Four years later, the office was dismantled and its momentum broken. Link saw the damage at once: old wounds re-opened, tensions rising, and leaders treating collapse like plain procedure instead of real human loss. That moment taught her that truth left inside institutions could always be traded away for comfort. She stopped concealing her gift and chose to wield it in public life. With her eyes, cape, and chain becoming tools of revelation, empathy, and reckoning, Dr.
Link Smith rose as the hero who answers the signal when division flares, bringing buried harm into the light so repair can finally take hold.
Abilities

Primary
Reflection of Truth
At the height of conflict, her cape ignites and her gaze burns. The people feeding the tension feel heat rise, then the truth behind their part breaks loose and speaks aloud. It reveals the crisis at its source, but only within the people and moment she can directly sense.

Secondary
Empathy Chain
With the Empathy Chain, she links people in a brief circuit that lets them feel fear, grief, anger, or hope.
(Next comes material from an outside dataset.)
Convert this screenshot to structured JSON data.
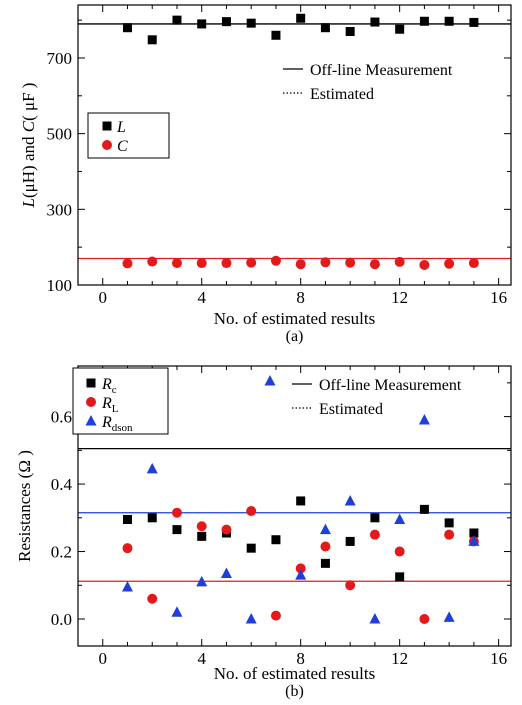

It cannot force agreement or erase blame, but it can slow escalation long enough for compassion to enter a conversation that deep hostility had sealed shut.

Ultimate
Labyrinth of Mirrors
Locks an active conflict inside a maze of reflections where those caught within must face their bias, damage, and self-deception. Release comes only through real insight and empathy, so she keeps it for crises too rooted for ordinary truth-telling.

At a community meeting drifting toward accusation and coded hostility, Link stays quiet long enough to trace the fracture lines. Then the lights in her cape begin to flicker. Heat gathers around the loudest agitator, and the first buried truth breaks free: fear dressed up as principle. One confession leads to another. The room does not turn gentle, but it does turn honest, and that honesty gives harmed people room to answer what is real instead of what is performed.
When the office she helped build is stripped down under political pressure, Link is forced to watch officials reduce years of trust-building to optics and paperwork. She lashes the Empathy Bond Chain between decision-makers and the families who will carry all the fallout, making grief, exhaustion, and betrayal impossible to ignore. It still does not save the office. The failure proves both her limits and her faith: empathy can open hearts, but it cannot replace courage.


After a public crisis pushes entire neighborhoods toward retaliation, Link stops trying to contain the damage at the edges and calls forth the Mirror Maze of Truth at its center. Organizers, officials, agitators, and opportunists are trapped together inside a shifting hall of reflected motives and harm. No slogan works there. No scapegoat survives. They leave only by facing what they carried in and who they refused to see. From that day on, Link is a public force anew.